The other data were quite robust as well and here are the peaks:
  • Altitude avg: 16,463'
    • ARTS2 = 16,359'
    • Raven3 = 16,194'
    • Beeline GPS = 16,836'
  • Velocity avg: 1,178MPH (Mach 1.51)
    • ARTS2 = 1717MPH
    • Raven2 = 1186MPH
  • Acceleration (Raven3): 41 G
    • I'm dropping the ARTS2 here as it reported only 25 G and that's way too low based on my visual assessment of the flight.
There will be a test afterward... ARTS2graph, tabular, CD, motor performance (7583M2597) and Raven3: graph, tabular and Beeline GPSNorth, West, top
Recovery above.  Doesn't really look like 1.3 miles to the flight line does it?

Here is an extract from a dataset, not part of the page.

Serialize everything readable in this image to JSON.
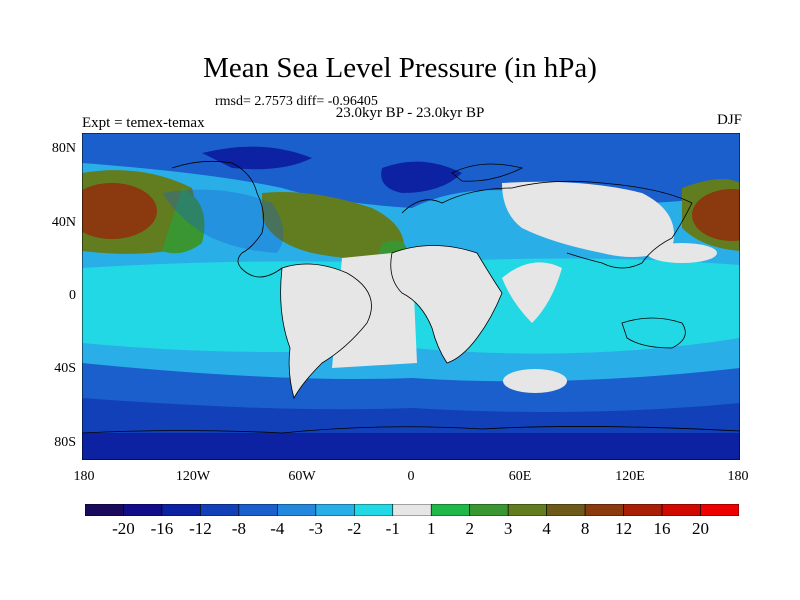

                 (Thanks for the fun photo, ©Lisa Linden!)
Now let's talk ignition...  The GREAT thing is that 8g of stoichiometrically balanced CuO/Mg thermite really did the trick as shown in the video.  Had I used a nozzle cap the motor might have pressured up even more quickly but I don't want to risk overpressure.  I suspect that the reason people occasionally blow motors up with thermite is because they're using nozzle caps.  I'm using thermite because it showers 4500˚F sparks down the core and I'm not nearly as interested in the pressure generated by the combustion so I think I'll continue to leave the cap off.
     The BUMMER is that very few people, myself included, actually saw the pressure-up and liftoff from the ground view and here's why...  Lucerne's standing FAA waiver is 7,500' so my simulated 17,000' needed to be phoned in to extend the waiver temporarily.  In the mean time a little girl had become separated from her guardian(s) and the LCO was trying to entertain her until they were reunited.  There were many people on the range recovering rockets as the LCO tried to keep the little girl happy with: "I tell you what... I'm going to have her launch this rocket [my rocket] so when I count down from 5 to 1 I want you to push this button..."  Now, if you were a young child, how would you have interpreted that instruction?  You guessed it: you'd have pushed the button right when it was pointed out and that's exactly what she did.  I had been running back to my canopy to shoot liftoff photos when I heard "...push that button."  and then a thunderous roar of the M2045 leaping off the ground.  Still running I turned my head to see the motor just burning out and starting its coast.  I'd like to have seen the entire flight but, if I could have chosen any 5 second portion, it would have been pressure-up and liftoff because of the thermite experiment.  It's funny because the RocStock club is so hyper-focused on safety yet, through a series of unfortunate events, an M was launched with no countdown and the range full of folks recovering rockets.  I'm miffed that I missed my $350 flight but, more importantly, isn't it the LCO's responsibility to minimize the probability of such mistakes?  I can empathize with the situation but... shouldn't the arm switch have been off and the LCO's hand over the button just in case?  Moving onward...
     I also flew my cool little 2.5" Madcow Nike Smoke on an 338I180 Skidmark:

And Lisa and I never would have located the goods had she not brought her world-class, trail-blazing, rocket-hunting dogs. :)  For the record Agent, on the left, found it first:

Cheers to an amazing Plaster Blaster next weekend and you should come join us!